Gerard Schneider as Osaka also began in rough voice, his throbbing tenor often alarmingly hoarse. He settled down in the second act and his attempted seduction of Iris often rang out impressively. Unfortunately his disturbingly over sung performance showed little concern for dynamic nuance. Although Douglas Williams strutted about provocatively as the vicious pimp, he too struggled with part a size or two too big for his mellow baritone.

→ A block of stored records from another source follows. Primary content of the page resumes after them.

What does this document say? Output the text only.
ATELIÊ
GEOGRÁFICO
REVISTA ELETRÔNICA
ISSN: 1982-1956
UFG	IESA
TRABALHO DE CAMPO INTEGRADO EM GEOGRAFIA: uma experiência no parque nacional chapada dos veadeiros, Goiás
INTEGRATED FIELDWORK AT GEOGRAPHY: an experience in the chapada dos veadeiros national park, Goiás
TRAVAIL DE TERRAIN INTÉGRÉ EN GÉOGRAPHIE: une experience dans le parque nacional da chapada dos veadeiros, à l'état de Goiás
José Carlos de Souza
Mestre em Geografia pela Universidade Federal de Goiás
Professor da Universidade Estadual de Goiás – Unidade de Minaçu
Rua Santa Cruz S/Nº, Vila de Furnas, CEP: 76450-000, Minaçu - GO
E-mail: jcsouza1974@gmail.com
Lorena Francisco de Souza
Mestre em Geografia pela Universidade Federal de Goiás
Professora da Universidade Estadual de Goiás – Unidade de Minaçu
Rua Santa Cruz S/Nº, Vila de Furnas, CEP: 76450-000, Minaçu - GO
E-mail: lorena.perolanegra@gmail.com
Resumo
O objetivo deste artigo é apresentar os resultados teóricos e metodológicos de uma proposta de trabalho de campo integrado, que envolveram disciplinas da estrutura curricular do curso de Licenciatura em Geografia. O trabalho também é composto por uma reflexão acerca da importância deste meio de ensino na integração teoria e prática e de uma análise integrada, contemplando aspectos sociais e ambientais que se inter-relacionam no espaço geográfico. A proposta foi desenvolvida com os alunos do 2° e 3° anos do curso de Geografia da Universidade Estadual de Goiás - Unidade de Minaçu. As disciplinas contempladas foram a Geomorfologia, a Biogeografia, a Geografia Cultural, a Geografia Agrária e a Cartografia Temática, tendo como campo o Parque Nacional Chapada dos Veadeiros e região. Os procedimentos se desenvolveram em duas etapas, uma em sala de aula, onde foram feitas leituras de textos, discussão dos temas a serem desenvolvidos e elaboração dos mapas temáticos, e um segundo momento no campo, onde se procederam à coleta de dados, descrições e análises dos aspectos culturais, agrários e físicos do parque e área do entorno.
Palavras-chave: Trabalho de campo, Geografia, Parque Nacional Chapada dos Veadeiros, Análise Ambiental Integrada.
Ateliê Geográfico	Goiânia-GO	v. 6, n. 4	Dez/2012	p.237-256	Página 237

As Il Cieco Matthew Boehler was gratefully cast and sang well, although this promising young bass lacked the gravitas that might been brought to the role by a more experienced singer. Mezzo Cecelia Hall gracefully negotiated the vocal and awkward choreographic demands of the geisha who dominates the first-act puppet play.

Iris 3Particularly when he could concentrate on the interaction between two or three characters, Darrah drew focused, compelling work from his principals, and he wisely eschewed the work’s Japonisme that initially may have accounted for some of opera’s initial success. Emily Anne MacDonald and Cameron Jaye Mock’s simple and arresting sets revealed no particular geographic location.

The red lacquer “sex cabins” that dotted the second act set were particularly effective. Unfortunately many of Peabody Southwell’s grim costumes were eye-poppingly hideous, particularly Kyoto’s outrageous “hostess pajamas,” and the many be-sequined denizens of his brothel who looked as if they had stepped out of a wisely discarded episode of 1960s vintage Star Trek.

Generally considerate to his hard-working singers, Botstein drew loudly vigorous playing from the American Symphony Orchestra but as usual his conducting veered to the bombastic particularly in his full-bore, nearly deafening renditions of the choruses to the sun that begin and end the work.

In its early years Iris attracted the greatest singers of the day—the world premiere starred Hariclea Darclée and Fernando De Lucia—but for all its frequently gorgeous music, Illica’s curiously uninvolving libretto must account for why Iris is so infrequently performed, absent from the Met for 85 years. In the quarter-century it was performed there it managed only16 performances, despite casts that included Emma Eames, Lucrezia Bori, Elisabeth Rethberg, Enrico Caruso, Beniamino Gigli, Antonio Scotti and Ezio Pinza.

Since then such widely varied divas as Clara Petrella, Magda Olivero, Adriana Maliponte, and Olivia Stapp have taken on Mascagni’s innocent in the odd revival. But perhaps Iris’s fortunes are changing—tomorrow (26 July) in a concert performance in Montpellier Bulgarian soprano Sonya Yoncheva sings the title role for the first time, conducted by her husband Domingo Hindoyan.

In the meantime three more performances remain during Summerscape, and Trevigne’s glowing performance is more than enough to make the trip to Annandale-on-Hudson for Iris worthwhile.